You might already know that it means ‘to do something’, you know, ‘to finally do something after you have been intending to do it for a while, particularly in America.

– I’ll get on it as soon as I can,

you know? ‘I’ll get on it as soon as I can’ meaning ‘I’m going to do it as soon as I can’, ‘Get on it!’ meaning ‘Do it!’, okay?

You might already know that it means ‘to remind someone to do something especially when you have to do it more than once’:

– Luke, can you get on Bill to see if he can come with…, come up with those numbers for you? Can you get on?

We would say ‘get on to’

– Can you get on to Bill, please, to just get those numbers from him?


Another one is a phrase… Here’re some phrases, alright? In American English they say ‘get it on’, ‘get it on’ which is an American expression meaning ‘to have sex’. ‘Get it on!’ You know, you hear it in some songs. I’m sure Marvin Gaye sings about that. You know:

‘Let’s get it on’

You know, that one:

‘We are all sensitive people with so much love to give. Let’s get it on. Come on sugar’

Okay. I bet you didn’t expect to hear soul music sung badly by a British man in this one, did you?

Another one is:

– They get on like a house on fire

‘They get on like a house on fire’ that means that they get on really well.

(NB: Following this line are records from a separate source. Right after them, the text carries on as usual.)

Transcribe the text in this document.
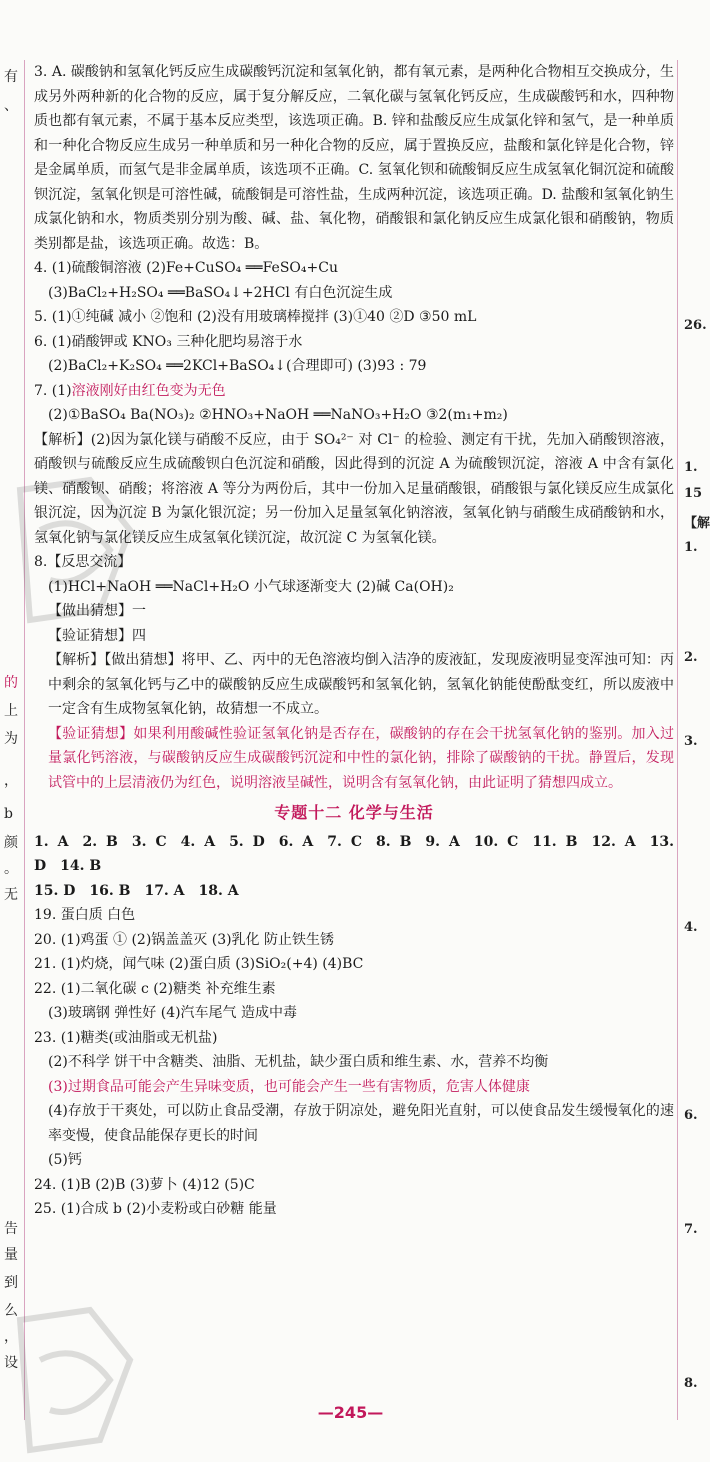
有
、
的
上
为
，
b
颜
。
无
告
量
到
么
，
设
26.
1.
15
【解
1.
2.
3.
4.
6.
7.
8.

3. A. 碳酸钠和氢氧化钙反应生成碳酸钙沉淀和氢氧化钠，都有氧元素，是两种化合物相互交换成分，生成另外两种新的化合物的反应，属于复分解反应，二氧化碳与氢氧化钙反应，生成碳酸钙和水，四种物质也都有氧元素，不属于基本反应类型，该选项正确。B. 锌和盐酸反应生成氯化锌和氢气，是一种单质和一种化合物反应生成另一种单质和另一种化合物的反应，属于置换反应，盐酸和氯化锌是化合物，锌是金属单质，而氢气是非金属单质，该选项不正确。C. 氢氧化钡和硫酸铜反应生成氢氧化铜沉淀和硫酸钡沉淀，氢氧化钡是可溶性碱，硫酸铜是可溶性盐，生成两种沉淀，该选项正确。D. 盐酸和氢氧化钠生成氯化钠和水，物质类别分别为酸、碱、盐、氧化物，硝酸银和氯化钠反应生成氯化银和硝酸钠，物质类别都是盐，该选项正确。故选：B。

4. (1)硫酸铜溶液 (2)Fe+CuSO₄ ══FeSO₄+Cu

(3)BaCl₂+H₂SO₄ ══BaSO₄↓+2HCl 有白色沉淀生成

5. (1)①纯碱 减小 ②饱和 (2)没有用玻璃棒搅拌 (3)①40 ②D ③50 mL

6. (1)硝酸钾或 KNO₃ 三种化肥均易溶于水

(2)BaCl₂+K₂SO₄ ══2KCl+BaSO₄↓(合理即可) (3)93 : 79

7. (1)溶液刚好由红色变为无色

(2)①BaSO₄ Ba(NO₃)₂ ②HNO₃+NaOH ══NaNO₃+H₂O ③2(m₁+m₂)

【解析】(2)因为氯化镁与硝酸不反应，由于 SO₄²⁻ 对 Cl⁻ 的检验、测定有干扰，先加入硝酸钡溶液，硝酸钡与硫酸反应生成硫酸钡白色沉淀和硝酸，因此得到的沉淀 A 为硫酸钡沉淀，溶液 A 中含有氯化镁、硝酸钡、硝酸；将溶液 A 等分为两份后，其中一份加入足量硝酸银，硝酸银与氯化镁反应生成氯化银沉淀，因为沉淀 B 为氯化银沉淀；另一份加入足量氢氧化钠溶液，氢氧化钠与硝酸生成硝酸钠和水，氢氧化钠与氯化镁反应生成氢氧化镁沉淀，故沉淀 C 为氢氧化镁。

8.【反思交流】

(1)HCl+NaOH ══NaCl+H₂O 小气球逐渐变大 (2)碱 Ca(OH)₂

【做出猜想】一

【验证猜想】四

【解析】【做出猜想】将甲、乙、丙中的无色溶液均倒入洁净的废液缸，发现废液明显变浑浊可知：丙中剩余的氢氧化钙与乙中的碳酸钠反应生成碳酸钙和氢氧化钠，氢氧化钠能使酚酞变红，所以废液中一定含有生成物氢氧化钠，故猜想一不成立。

【验证猜想】如果利用酸碱性验证氢氧化钠是否存在，碳酸钠的存在会干扰氢氧化钠的鉴别。加入过量氯化钙溶液，与碳酸钠反应生成碳酸钙沉淀和中性的氯化钠，排除了碳酸钠的干扰。静置后，发现试管中的上层清液仍为红色，说明溶液呈碱性，说明含有氢氧化钠，由此证明了猜想四成立。

专题十二 化学与生活

1. A 2. B 3. C 4. A 5. D 6. A 7. C 8. B 9. A 10. C 11. B 12. A 13. D 14. B

15. D 16. B 17. A 18. A

19. 蛋白质 白色

20. (1)鸡蛋 ① (2)锅盖盖灭 (3)乳化 防止铁生锈

21. (1)灼烧，闻气味 (2)蛋白质 (3)SiO₂(+4) (4)BC

22. (1)二氧化碳 c (2)糖类 补充维生素

(3)玻璃钢 弹性好 (4)汽车尾气 造成中毒

23. (1)糖类(或油脂或无机盐)

(2)不科学 饼干中含糖类、油脂、无机盐，缺少蛋白质和维生素、水，营养不均衡

(3)过期食品可能会产生异味变质，也可能会产生一些有害物质，危害人体健康

(4)存放于干爽处，可以防止食品受潮，存放于阴凉处，避免阳光直射，可以使食品发生缓慢氧化的速率变慢，使食品能保存更长的时间

(5)钙

24. (1)B (2)B (3)萝卜 (4)12 (5)C

25. (1)合成 b (2)小麦粉或白砂糖 能量

—245—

They have a really good relationship.

– You and Sarah are getting on like a house on fire,

for example, meaning ‘you and Sarah seem to be getting on really well’.

Yes. There you go ladies and gentlemen. Let’s keep it brief. That’s the end of this. Bye for now. Speak to you again soon. Alright? Goodbye then. Bye. Okay. Good. See you soon then. Alright, speak to you later. Alright? Okay. Bye then. Bye. OK, I’m going to put the phone down. Okay, bye then. Bye. Yep. Bye. Yep. Love you too. Okay. Bye now, Bye.